Anarchy Means Talking to Your Neighbors

The strangest thing about the days immediately following the September 11 attack was a strange sense of unity and community that I felt, even as the nationalism and war fever also began to rage.

I talked to my 80 year old neighbor and held her hand. I talked to another neighbor, a blue collar white tough guy, and he cried openly before me. I said hi to strangers on the street and had substantive conversations with people at the grocery store. A former political rival came up and spontaneously gave me a hug. And these weren’t isolated incidents. According to radio reports, normally tough New York City felt like a small town as strangers comforted and hugged strangers on the subway. This was a feeling of community, of solidarity, of society that most of us have never experienced before.

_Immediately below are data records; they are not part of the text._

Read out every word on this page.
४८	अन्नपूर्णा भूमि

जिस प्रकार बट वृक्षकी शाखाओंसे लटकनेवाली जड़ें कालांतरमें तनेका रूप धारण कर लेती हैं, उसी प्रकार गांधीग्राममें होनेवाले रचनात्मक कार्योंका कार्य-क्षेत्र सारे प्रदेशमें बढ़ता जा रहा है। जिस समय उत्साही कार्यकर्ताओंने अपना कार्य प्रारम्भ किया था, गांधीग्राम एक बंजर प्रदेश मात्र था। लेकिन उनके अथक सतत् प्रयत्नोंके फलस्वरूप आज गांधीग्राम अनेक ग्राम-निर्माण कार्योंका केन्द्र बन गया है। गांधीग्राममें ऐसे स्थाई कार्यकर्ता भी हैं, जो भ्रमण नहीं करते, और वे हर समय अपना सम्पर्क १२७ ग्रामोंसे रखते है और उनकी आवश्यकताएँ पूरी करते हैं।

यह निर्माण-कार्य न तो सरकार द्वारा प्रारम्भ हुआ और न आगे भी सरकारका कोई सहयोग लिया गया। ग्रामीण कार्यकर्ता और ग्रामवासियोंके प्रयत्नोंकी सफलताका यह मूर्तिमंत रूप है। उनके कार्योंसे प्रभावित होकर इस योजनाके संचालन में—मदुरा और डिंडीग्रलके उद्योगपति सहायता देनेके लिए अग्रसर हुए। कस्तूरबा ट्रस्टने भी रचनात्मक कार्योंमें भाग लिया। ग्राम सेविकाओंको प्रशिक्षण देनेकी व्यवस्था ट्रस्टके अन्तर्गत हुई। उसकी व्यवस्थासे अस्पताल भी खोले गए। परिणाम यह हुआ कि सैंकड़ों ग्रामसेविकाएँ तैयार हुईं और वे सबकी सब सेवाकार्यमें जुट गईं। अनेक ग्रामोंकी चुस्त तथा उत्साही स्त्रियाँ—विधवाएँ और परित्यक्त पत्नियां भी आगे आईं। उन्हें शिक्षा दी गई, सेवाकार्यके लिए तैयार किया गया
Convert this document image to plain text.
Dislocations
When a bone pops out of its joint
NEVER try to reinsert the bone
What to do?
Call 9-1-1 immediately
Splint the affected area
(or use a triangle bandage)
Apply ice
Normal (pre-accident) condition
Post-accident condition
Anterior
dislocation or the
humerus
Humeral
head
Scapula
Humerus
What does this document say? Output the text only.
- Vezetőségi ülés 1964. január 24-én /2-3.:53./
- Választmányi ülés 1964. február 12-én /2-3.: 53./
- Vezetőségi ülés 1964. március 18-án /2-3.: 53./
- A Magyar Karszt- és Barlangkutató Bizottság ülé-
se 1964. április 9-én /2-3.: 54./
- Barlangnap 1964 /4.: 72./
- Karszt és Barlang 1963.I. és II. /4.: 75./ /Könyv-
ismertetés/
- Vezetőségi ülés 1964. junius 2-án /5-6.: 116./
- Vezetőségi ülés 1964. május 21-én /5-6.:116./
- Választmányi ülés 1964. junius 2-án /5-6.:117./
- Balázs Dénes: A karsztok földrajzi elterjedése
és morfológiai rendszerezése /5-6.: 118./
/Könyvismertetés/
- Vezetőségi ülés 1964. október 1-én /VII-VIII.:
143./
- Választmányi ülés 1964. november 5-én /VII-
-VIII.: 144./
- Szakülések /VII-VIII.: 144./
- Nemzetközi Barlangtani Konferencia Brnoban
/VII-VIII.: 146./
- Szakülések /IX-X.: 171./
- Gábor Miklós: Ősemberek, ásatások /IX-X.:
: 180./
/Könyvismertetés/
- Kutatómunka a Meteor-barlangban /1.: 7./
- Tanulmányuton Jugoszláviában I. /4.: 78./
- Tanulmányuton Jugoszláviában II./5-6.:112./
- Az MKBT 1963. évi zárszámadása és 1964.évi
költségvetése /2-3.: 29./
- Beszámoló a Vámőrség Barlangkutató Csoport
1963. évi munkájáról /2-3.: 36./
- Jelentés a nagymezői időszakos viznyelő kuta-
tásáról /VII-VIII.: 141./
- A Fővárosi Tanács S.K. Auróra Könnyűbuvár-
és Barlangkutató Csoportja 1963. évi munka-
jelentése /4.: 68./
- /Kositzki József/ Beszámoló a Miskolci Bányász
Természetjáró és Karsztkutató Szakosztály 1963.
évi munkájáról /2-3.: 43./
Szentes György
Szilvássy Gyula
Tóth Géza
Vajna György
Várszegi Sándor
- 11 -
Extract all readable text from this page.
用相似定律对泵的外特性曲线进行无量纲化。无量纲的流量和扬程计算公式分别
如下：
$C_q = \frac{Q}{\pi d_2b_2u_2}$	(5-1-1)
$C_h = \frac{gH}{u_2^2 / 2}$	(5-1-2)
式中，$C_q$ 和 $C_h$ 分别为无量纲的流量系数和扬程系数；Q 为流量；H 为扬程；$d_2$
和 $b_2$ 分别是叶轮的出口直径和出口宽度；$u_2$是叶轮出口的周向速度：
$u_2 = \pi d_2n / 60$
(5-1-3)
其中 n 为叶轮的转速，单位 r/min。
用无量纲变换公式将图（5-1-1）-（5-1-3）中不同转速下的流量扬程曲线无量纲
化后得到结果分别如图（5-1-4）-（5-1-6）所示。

In many ways, recent events have brought out the worst in people (racist attacks, unquestioning support for Bush, etc.) but something about this crisis also brought out something good.

It seems to me that the essence of the anarchist society we seek to build would be a spirit of community and spontaneous solidarity and caring from strangers such as some of us experienced right after the attack. We need to remember what that felt like and realize how good it felt. In a future society, these feelings of caring – wanting to take care of other people just because they are other people – wouldn’t rise out of the nationalist impulse “we’re all Americans; we’re all in this together.

Such sentiment would arise out of the realization that we’re all human beings. We’re all in this together here on this planet, and life will be much better if we can love each other and take care of people when they need help.